PM to announce portfolios today, may retain Finance
Manmohan is to name his cabinet today, but the architect of India's reforms is almost certain to keep the Finance Ministry with himself.
Prime Minister Manmohan Singh, in his first day in office, is to name his Cabinet on Sunday, but the architect of the country's reforms is almost certain to keep the key Finance Ministry with himself.
Singh, 71, took over as Prime Minister of the world's largest democracy on Saturday, completing the return of the Congress party to power after a surprise election win.
A team of 67 ministers, decided after marathon negotiations and rows within the Congress-led coalition, was also sworn in on Saturday. But their portfolios are yet to be announced.
Singh, a former finance minister, was chosen to head the country after Congress's Italian-born leader Sonia Gandhi declined the job.
The Congress party is seen retaining other key portfolios along with Finance. Former diplomat Natwar Singh is likely to be made Foreign Minister and former Lok Sabha speaker Shivraj Patil is tipped to be Defence Minister.
The allies have 25 seats in the council of ministers and are likely to be given mostly portfolios which will give them domestic clout.

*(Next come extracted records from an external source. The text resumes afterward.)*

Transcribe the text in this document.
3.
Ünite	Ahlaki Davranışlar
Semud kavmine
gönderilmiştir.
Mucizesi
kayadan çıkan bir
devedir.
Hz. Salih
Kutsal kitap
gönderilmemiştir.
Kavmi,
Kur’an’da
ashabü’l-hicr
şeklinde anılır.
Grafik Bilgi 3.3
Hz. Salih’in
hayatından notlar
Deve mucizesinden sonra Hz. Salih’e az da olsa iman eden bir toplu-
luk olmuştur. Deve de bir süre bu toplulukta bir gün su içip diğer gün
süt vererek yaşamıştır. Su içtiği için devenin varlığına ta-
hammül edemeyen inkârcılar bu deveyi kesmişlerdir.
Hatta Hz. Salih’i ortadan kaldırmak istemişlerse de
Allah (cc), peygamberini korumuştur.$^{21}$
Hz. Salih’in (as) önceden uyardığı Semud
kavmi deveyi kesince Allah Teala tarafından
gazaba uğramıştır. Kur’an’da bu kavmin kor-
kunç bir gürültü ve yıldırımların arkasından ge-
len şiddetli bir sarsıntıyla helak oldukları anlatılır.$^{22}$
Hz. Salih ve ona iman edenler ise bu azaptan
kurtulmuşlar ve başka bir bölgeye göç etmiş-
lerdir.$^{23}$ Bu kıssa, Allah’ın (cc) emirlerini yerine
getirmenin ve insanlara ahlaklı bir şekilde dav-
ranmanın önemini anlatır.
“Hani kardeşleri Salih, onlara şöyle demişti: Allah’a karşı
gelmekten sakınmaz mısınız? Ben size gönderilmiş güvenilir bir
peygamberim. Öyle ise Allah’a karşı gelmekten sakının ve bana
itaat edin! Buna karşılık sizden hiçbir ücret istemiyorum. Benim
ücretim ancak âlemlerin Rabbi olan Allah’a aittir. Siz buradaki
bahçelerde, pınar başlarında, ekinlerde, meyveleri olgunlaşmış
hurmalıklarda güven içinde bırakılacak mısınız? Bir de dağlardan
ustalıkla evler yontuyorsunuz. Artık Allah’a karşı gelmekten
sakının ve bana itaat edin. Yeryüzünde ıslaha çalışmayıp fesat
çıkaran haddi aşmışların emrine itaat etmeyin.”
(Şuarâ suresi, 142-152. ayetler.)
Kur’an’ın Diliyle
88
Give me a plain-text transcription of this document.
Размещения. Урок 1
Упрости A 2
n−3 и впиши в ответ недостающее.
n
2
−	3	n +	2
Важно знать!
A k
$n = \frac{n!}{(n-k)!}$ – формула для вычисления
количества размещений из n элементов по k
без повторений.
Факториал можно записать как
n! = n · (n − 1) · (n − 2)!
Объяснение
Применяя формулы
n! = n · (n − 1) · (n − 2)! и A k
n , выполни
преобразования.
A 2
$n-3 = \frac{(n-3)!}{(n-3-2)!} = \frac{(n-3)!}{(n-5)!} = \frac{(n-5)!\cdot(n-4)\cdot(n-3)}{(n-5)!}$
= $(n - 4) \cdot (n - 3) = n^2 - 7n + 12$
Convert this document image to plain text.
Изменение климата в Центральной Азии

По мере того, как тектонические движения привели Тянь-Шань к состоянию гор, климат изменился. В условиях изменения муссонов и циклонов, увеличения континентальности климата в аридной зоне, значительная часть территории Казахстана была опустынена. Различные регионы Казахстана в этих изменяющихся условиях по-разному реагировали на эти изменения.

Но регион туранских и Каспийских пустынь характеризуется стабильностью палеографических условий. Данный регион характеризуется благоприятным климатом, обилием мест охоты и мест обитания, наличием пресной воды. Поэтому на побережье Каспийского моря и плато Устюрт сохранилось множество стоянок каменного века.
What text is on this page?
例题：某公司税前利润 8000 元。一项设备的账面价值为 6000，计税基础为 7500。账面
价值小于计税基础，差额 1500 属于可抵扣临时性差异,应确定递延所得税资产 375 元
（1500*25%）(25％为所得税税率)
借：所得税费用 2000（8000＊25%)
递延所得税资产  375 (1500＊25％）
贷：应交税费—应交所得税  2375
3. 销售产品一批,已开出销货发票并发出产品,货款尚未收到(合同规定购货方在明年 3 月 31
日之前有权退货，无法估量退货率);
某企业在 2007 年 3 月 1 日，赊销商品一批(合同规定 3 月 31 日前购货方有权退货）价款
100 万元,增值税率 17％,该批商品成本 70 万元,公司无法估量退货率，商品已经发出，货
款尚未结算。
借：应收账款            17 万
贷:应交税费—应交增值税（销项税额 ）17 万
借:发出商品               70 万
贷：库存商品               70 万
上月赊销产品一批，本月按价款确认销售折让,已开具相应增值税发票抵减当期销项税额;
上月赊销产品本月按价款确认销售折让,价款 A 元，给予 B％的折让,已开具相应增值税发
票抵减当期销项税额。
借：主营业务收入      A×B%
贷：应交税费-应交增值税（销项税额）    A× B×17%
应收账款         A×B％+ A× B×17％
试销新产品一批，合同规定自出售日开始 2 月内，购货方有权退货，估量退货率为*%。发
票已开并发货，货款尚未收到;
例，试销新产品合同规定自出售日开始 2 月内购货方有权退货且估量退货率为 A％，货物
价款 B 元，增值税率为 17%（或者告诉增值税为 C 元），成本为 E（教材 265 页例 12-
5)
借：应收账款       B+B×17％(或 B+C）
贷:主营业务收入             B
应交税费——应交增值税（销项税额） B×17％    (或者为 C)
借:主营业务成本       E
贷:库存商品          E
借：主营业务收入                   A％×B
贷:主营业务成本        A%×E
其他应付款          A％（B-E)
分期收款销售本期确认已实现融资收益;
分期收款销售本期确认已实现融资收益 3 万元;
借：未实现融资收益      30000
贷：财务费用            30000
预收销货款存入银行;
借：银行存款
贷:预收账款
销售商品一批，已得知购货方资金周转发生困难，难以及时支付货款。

Of the ministers sworn in, 28 were of Cabinet rank, including former finance minister P Chidambaram who is likely to be the Commerce Minister and NCP chief Sharad Pawar tipped to be the Agriculture Minister.
RJD chief Laloo Prasad Yadav, who had walked out of Cabinet formation talks, was among those who took oath. He is tipped to be the Minister for Railways.
The swearing-in ceremony ended days of intense negotiations among parties in the coalition -- named the United Progressive Alliance -- which is also close to finalising its policy agenda, party officials said.
Markets have been volatile, fretting over how the disparate alliance will pull together on policy issues and worrying that the country's crucial economic reforms may be derailed.
A draft of the Common Minimum Programme, the bedrock of Government policy, pledges the new government will aim for an annual 7-8 per cent economic growth encourage foreign investment but slow down privatisation of state firms, party officials said.